Fenêtres de ma chambre, de ma chambre dans la fourmilière humaine unité ignorée (et si l’on savait ce qu’elle est, que saurait-on de plus ?), vous donnez sur le mystère d’une rue au va-et-vient continuel, sur une rue inaccessible à toutes les pensées, réelle, impossiblement réelle, précise, inconnaissablement précise, avec le mystère des choses enfoui sous les pierres et les êtres, avec la mort qui parsème les murs de moisissure et de cheveux blancs les humains, avec le destin qui conduit la guimbarde de tout sur la route de rien.
Je suis aujourd’hui vaincu, comme si je connaissais la vérité; lucide aujourd’hui, comme si j’étais à l’article de la mort, n’ayant plus d’autre fraternité avec les choses que celle d’un adieu, cette maison et ce côté de la rue se muant en une file de wagons, avec un départ au sifflet venu du fond de ma tête, un ébranlement de mes nerfs et un grincement de mes os qui démarrent.
Je suis aujourd’hui perplexe, comme qui a réfléchi, trouvé, puis oublié. Je suis aujourd’hui partagé entre la loyauté que je dois au Bureau de Tabac d’en face, en tant que chose extérieurement réelle et la sensation que tout est songe, en tant que chose réelle vue du dedans.
J’ai tout raté. Comme j’étais sans ambition, peut-être ce tout n’était-il rien. Les bons principes qu’on m’a inculqués, je les ai fuis par la fenêtre de la cour. Je m’en fus aux champs avec de grands desseins, mais là je n’ai trouvé qu’herbes et arbres, et les gens, s’il y en avait, étaient pareils à tout le monde. Je quitte la fenêtre, je m’assieds sur une chaise. À quoi penser ?
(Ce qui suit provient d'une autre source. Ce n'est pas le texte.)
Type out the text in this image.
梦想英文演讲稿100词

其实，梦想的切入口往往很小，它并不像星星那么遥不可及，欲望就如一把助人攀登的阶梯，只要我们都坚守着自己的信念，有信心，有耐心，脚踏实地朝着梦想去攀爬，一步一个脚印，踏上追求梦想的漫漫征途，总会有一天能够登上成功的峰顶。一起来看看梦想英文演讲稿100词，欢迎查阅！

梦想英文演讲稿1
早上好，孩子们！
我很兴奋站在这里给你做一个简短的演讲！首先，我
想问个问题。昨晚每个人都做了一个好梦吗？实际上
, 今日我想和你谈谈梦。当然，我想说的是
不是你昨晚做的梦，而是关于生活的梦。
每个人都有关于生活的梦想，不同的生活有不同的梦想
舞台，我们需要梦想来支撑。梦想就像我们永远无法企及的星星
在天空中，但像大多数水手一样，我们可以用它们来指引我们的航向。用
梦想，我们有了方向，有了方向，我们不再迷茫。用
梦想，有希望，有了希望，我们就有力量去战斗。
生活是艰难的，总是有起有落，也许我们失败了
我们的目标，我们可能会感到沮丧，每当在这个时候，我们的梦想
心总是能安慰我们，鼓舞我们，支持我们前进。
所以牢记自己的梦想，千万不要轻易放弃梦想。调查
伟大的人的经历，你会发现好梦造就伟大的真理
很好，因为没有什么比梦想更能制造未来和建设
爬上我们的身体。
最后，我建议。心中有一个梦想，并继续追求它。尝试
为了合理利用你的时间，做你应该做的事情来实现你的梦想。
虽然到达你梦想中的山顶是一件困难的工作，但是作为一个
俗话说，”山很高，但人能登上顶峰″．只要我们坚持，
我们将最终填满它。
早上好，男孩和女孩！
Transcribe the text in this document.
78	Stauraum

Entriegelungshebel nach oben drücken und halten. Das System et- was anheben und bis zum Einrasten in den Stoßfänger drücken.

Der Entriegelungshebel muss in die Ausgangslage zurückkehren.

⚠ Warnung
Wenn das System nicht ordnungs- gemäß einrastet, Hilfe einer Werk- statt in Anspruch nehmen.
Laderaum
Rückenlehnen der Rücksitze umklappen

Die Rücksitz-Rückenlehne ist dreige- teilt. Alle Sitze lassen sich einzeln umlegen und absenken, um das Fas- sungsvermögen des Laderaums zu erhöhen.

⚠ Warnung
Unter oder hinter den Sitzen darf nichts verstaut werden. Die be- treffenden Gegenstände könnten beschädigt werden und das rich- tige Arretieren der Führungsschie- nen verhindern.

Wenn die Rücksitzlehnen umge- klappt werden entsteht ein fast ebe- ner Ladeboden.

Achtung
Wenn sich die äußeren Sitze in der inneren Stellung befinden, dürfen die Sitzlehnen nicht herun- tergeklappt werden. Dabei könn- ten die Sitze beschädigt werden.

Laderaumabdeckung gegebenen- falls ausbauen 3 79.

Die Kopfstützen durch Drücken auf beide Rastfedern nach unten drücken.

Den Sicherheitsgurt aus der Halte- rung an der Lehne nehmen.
Que sais-je de ce que je serai, moi qui ne sais pas ce que je suis ? Être ce que je pense ? Mais je crois être tant et tant ! Et il y en a tant qui se croient la même chose qu’il ne saurait y en avoir tant! Un génie ? En ce moment cent mille cerveaux se voient en songe génies comme moi-même et l’histoire n’en retiendra, qui sait ?, même pas un ; du fumier, voilà tout ce qui restera de tant de conquêtes futures. Non, je ne crois pas en moi. Dans tous les asiles il y a tant de fous possédés par tant de certitudes ! Moi, qui n’ai point de certitude , suis-je plus assuré, le suis-je moins ? Non, même pas de ma personne… En combien de mansardes et de non-mansardes du monde n’y a-t-il à cette heure des génies-pour-soi-même rêvant ? Combien d’aspirations hautes, lucides et nobles – oui, authentiquement hautes, lucides et nobles – et, qui sait peut-être réalisables… qui ne verront jamais la lumière du soleil réel et qui tomberont dans l’oreille des sourds ? Le monde est à qui naît pour le conquérir, et non pour qui rêve, fût-ce à bon droit, qu’il peut le conquérir. J’ai rêvé plus que jamais Napoléon ne rêva. Sur mon sein hypothétique j’ai pressé plus d’humanité que le Christ, j’ai fait en secret des philosophies que nul Kant n’a rédigées, mais je suis, peut-être à perpétuité, l’individu de la mansarde, sans pour autant y avoir mon domicile : je serai toujours celui qui n’était pas né pour ça ; je serai toujours, sans plus, celui qui avait des dons ; je serai toujours celui qui attendait qu’on lui ouvrît la porte auprès d’un mur sans porte et qui chanta la romance de l’Infini dans une basse-cour, celui qui entendit la voix de Dieu dans un puits obstrué. Croire en moi ? Pas plus qu’en rien… Que la Nature déverse sur ma tête ardente son soleil, sa pluie, le vent qui frôle mes cheveux ; quant au reste, advienne que pourra, ou rien du tout…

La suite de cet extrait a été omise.